04/09/19 - 9:45 AM to 10:45 AM
Kolthoff Lectureship #2: Professor Suzanne Walker
Izaak M. Kolthoff Lectureship in Chemistry
How chemical genetics can reveal new biology
One of the goals of chemical genetics is to uncover new biology. My laboratory has developed a platform to profile huge libraries of S. aureus mutants (~500,000 different mutants) under different treatments (e.g., perturbations with antibiotics and other compounds). By probing enormous mutant collections with small molecules, we identify the genes (gene products) that are important for a given biological process. In this lecture, I will describe our platform and how we have used it, and will then describe our discovery of a S. aureus enzyme that coordinates cell growth with cell division.
Suzanne Walker received a Bachelor of Arts in English literature at the University of Chicago and a doctorate in organic chemistry at Princeton University. She joined the faculty at Princeton as an instructor of chemistry in 1995 and was promoted to associate professor with tenure in 2001. Shortly thereafter (2003), she became the first woman to attain the rank of full professor of chemistry at Princeton. In 2004, she left Princeton to join the faculty at the Harvard Medical School. She helped build the Harvard University doctorate program in chemical biology, which was established in 2005, and has served as director of the program since 2011. She also serves as an associate editor for the Journal of the American Chemical Society, handing papers in the areas of chemical biology and biochemistry.
Professor Walker is known for contributions in two major areas. One is the bacterial cell envelope. The Walker lab has developed methods to study the biosynthesis of peptidoglycan and other cell envelope pathways, and has developed novel approaches to discover and characterize new antibacterial targets and compounds. She has also made fundamental contributions to understanding O-GlcNAc transferase (OGT), an unusual glycosyltransferase that is essential for mammalian cell survival. Her laboratory has carried out the foundational biochemistry on OGT (mechanism and structure) and is developing methods to link in vitro mechanism with cellular function.
Walker has been recognized for her work through a number of awards, including a Camille Dreyfus Teacher-Scholar Award, an Alfred P. Sloan Foundation Fellowship, the Emil Thomas Kaiser Award in Protein Chemistry, an Arthur C. Cope Scholar Award, and most recently, election to the American Academy of Microbiology (2019). She has also been honored to be a W.S. Johnson Symposium speaker (Stanford 2011), the Ada Doisy Lecturer in Biochemistry (University of Illinois 2015), the Mary Sue Coleman Lecturer in the Life Sciences (University of Michigan 2015), a Frontiers in Chemistry Distinguished Lecturer (Scripps 2016), the T.Y. Shen Distinguished Lecturer in Biological Chemistry (MIT, 2016), the National Institutes of Health Director’s WALS Lecturer (Bethesda 2017), the Andrew Braisted Award Lecturer in Chemical Biology (Berkeley-UCSF 2017), and the Irwin Goldstein Lecturer in Glycobiology (University of Michigan 2019). She is especially pleased to honor the legacy of I.M. Kolthoff with a series of lectures at the University of Minnesota!

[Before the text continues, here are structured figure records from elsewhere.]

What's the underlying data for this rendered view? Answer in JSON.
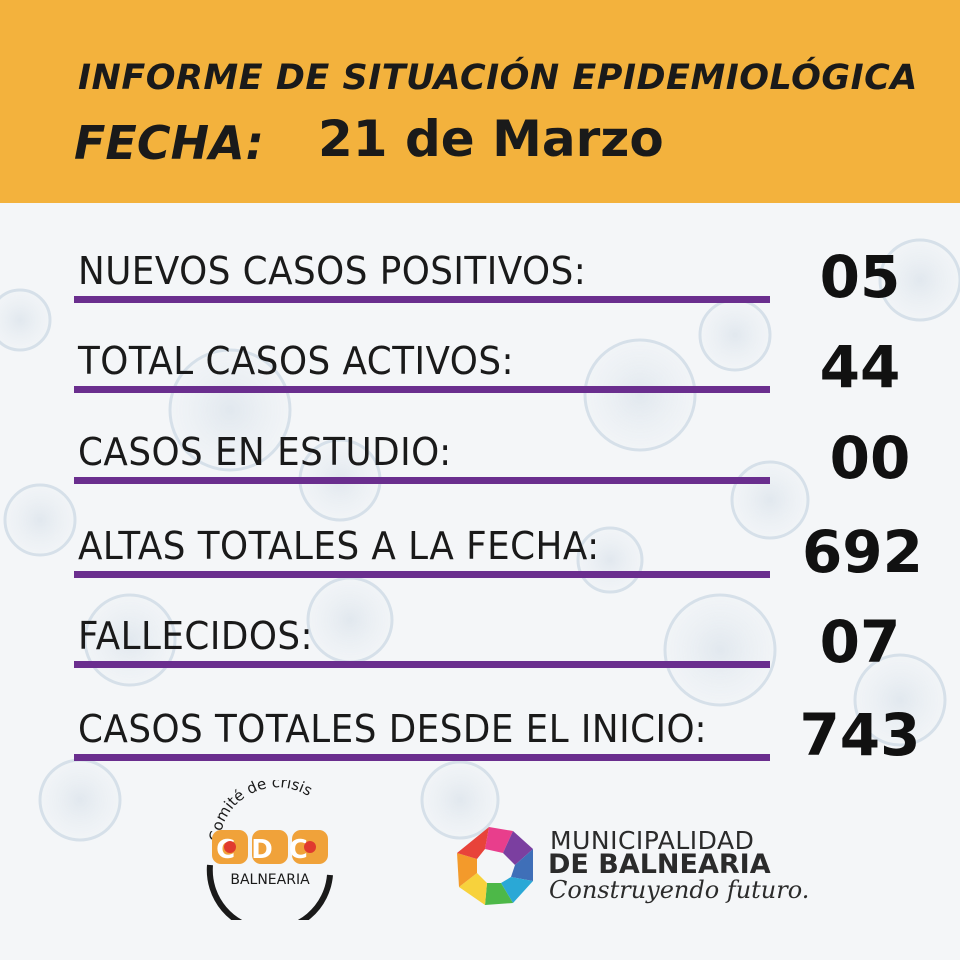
{
  "header": {
    "title": "INFORME DE SITUACIÓN EPIDEMIOLÓGICA",
    "date_label": "FECHA:",
    "date_value": "21 de Marzo"
  },
  "stats": [
    {
      "label": "NUEVOS CASOS POSITIVOS:",
      "value": "05"
    },
    {
      "label": "TOTAL CASOS ACTIVOS:",
      "value": "44"
    },
    {
      "label": "CASOS EN ESTUDIO:",
      "value": "00"
    },
    {
      "label": "ALTAS TOTALES A LA FECHA:",
      "value": "692"
    },
    {
      "label": "FALLECIDOS:",
      "value": "07"
    },
    {
      "label": "CASOS TOTALES DESDE EL INICIO:",
      "value": "743"
    }
  ],
  "logos": {
    "cdc": {
      "arc_text": "Comité de crisis",
      "acronym": "CDC",
      "subtitle": "BALNEARIA"
    },
    "municipality": {
      "line1": "MUNICIPALIDAD",
      "line2": "DE BALNEARIA",
      "slogan": "Construyendo futuro."
    }
  },
  "colors": {
    "header_bg": "#f3b23d",
    "underline": "#6a2e8e",
    "cdc_orange": "#f0a23a",
    "cdc_red": "#e03a2f",
    "background": "#f4f6f8"
  }
}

Kolthoff Lectureship in Chemistry
Kolthoff Lectureship in Chemistry Izaak Maurits Kolthoff was born on February 11, 1894, in Almelo, Holland. He died on March 4, 1993, in St. Paul, Minnesota. In 1911, he entered the University of Utrecht, Holland. He published his first paper on acid titrations in 1915. On the basis of his world-renowned reputation, he was invited to join the faculty of the University of Minnesota’s Department of Chemistry in 1927. By the time of his retirement from the University in 1962, he had published approximately 800 papers. He continued to publish approximately 150 more papers until his health failed. His research, covering approximately a dozen areas of chemistry, was recognized by many medals and memberships in learned societies throughout the world, including the National Academy of Sciences and the Nichols Medal of the American Chemical Society. Best known to the general public is his work on synthetic rubber. During World War II, the government established a comprehensive research program at major industrial companies and several universities, including Minnesota. Kolthoff quickly assembled a large research group and made major contributions to the program. Many of Kolthoff’s graduate students went on to successful careers in industry and academic life and, in turn, trained many more. In 1982, it was estimated that approximately 1,100 Ph.D. holders could trace their scientific roots to Kolthoff. When the Analytical Division of the American Chemical Society inaugurated the Giddings Award for Excellence in Education in 1983, he was the first recipient.